When he did, I held my line and kept him on the inside for as long as possible. As the corner approached he flicked his car over to the right where I was and high-speed contact was made. Seb retired on the spot and spent some time making weird gestures meant to indicate it was all my fault. I managed to limp back for repairs, rejoin the race and claim third place. Immediately after parking my car I had to go into the mandatory FIA press conference before I had any contact with the team; I dealt with the questions as
straightforwardly and professionally as I could, went back to the paddock – and found that I was being blamed for what had happened.

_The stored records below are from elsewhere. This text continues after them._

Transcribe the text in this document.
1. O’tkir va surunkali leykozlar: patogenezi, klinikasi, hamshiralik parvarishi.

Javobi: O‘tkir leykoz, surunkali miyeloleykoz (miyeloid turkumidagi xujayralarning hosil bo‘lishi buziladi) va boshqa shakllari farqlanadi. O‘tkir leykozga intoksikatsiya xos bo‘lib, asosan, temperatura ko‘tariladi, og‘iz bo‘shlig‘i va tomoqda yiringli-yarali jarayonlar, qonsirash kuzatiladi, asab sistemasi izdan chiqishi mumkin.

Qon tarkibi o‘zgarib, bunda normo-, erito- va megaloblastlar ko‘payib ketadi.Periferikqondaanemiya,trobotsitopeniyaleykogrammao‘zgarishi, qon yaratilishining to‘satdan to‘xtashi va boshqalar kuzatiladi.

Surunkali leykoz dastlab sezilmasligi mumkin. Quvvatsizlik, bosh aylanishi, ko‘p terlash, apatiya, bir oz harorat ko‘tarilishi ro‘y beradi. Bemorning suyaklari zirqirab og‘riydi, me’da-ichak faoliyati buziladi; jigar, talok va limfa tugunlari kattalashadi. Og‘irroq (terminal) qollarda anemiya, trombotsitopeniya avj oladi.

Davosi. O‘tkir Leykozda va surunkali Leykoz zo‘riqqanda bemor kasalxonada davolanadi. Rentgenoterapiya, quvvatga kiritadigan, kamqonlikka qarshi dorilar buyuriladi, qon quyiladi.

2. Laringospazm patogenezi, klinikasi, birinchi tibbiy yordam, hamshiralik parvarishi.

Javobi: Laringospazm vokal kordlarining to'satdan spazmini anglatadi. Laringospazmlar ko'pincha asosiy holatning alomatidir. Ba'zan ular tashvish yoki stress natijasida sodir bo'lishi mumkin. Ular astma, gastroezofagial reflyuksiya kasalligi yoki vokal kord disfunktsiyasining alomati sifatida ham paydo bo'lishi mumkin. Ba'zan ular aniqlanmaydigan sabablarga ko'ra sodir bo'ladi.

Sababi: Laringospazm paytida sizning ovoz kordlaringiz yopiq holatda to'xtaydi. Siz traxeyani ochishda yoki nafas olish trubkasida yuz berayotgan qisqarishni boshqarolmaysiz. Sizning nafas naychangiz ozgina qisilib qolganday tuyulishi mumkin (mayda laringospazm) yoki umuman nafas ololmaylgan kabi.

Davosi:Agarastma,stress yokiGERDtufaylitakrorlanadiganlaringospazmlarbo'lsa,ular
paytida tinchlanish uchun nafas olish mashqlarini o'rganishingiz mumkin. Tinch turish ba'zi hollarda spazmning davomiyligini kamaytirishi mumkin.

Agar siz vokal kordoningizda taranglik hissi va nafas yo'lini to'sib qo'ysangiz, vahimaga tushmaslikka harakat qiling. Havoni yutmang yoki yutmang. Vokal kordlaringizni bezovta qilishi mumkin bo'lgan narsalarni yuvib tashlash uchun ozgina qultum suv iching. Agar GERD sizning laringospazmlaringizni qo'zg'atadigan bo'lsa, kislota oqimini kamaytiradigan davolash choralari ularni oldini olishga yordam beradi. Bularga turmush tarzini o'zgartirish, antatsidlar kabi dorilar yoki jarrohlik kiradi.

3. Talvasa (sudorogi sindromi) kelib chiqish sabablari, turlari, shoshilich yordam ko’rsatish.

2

Annie had been watching the whole situation unfold. In the blue corner, Horner seemed to be managing things well enough and like the vast majority of people who had witnessed the incident he appeared to know where the blame lay even if he was being diplomatic. But in the red corner Marko was surrounded by the German/Austrian media and blaming me. Since Sebastian had moved up to Red Bull Racing from Toro Rosso, it was evident Marko was taking more and more of an interest. Now, here in Turkey at a highly controversial moment, he had apparently become a spokesperson for the team as well!

On hearing what Marko had said, Christian seemed to perform a 180-degree turn and ended up siding with Marko. As sections of the British media reported, Horner was ‘initially equivocal but later moved towards Marko’s view’. I couldn’t believe what I was walking into when I returned from the press conference. Later, when I saw on TV the hugs Sebastian got on the pit wall from the team, I began having serious doubts as to who was really pulling the strings at Red Bull Racing.

The team was sheepish to say the least. We had a 60-strong workforce at the race, one of our cars was in the fence and the other had gone from the lead to third place, and no one really knew how to handle a scenario that had been played out in front of a global TV audience.

The post-race debrief was interesting: we were minus one driver as Seb had been excused from attending! I was quite happy he wasn’t there as it gave me the higher moral
ground. I was the one with the team. To this day I still don’t know why he missed the debrief, which is the essential conclusion to a race weekend. It’s a time for everyone to face the music from the various departments and that includes driver performance. I don’t think team management was particularly happy with either of us. After all, we had committed the ultimate sin in motor sport – colliding with your teammate.

Next morning, when I switched on my phone, I was inundated with SMSs and voicemail messages; by the time we got home my inbox was swamped with emails, not only from fans but also from well-known figures in the motor-racing world who were outraged by what had happened. One well-respected captain of industry took time out to call me and strongly recommended that I should put my thoughts down in writing for Dietrich Mateschitz. That struck me as a pretty good idea, and this is what I wrote:

1 June 2010

Dear Dietrich

I know we have already discussed the events of the Turkish Grand Prix and will continue to do so over the next few days. However, now that I’ve had time to consider my position and view what happened on Sunday as objectively as possible, I believe it is also important to express my thoughts in writing.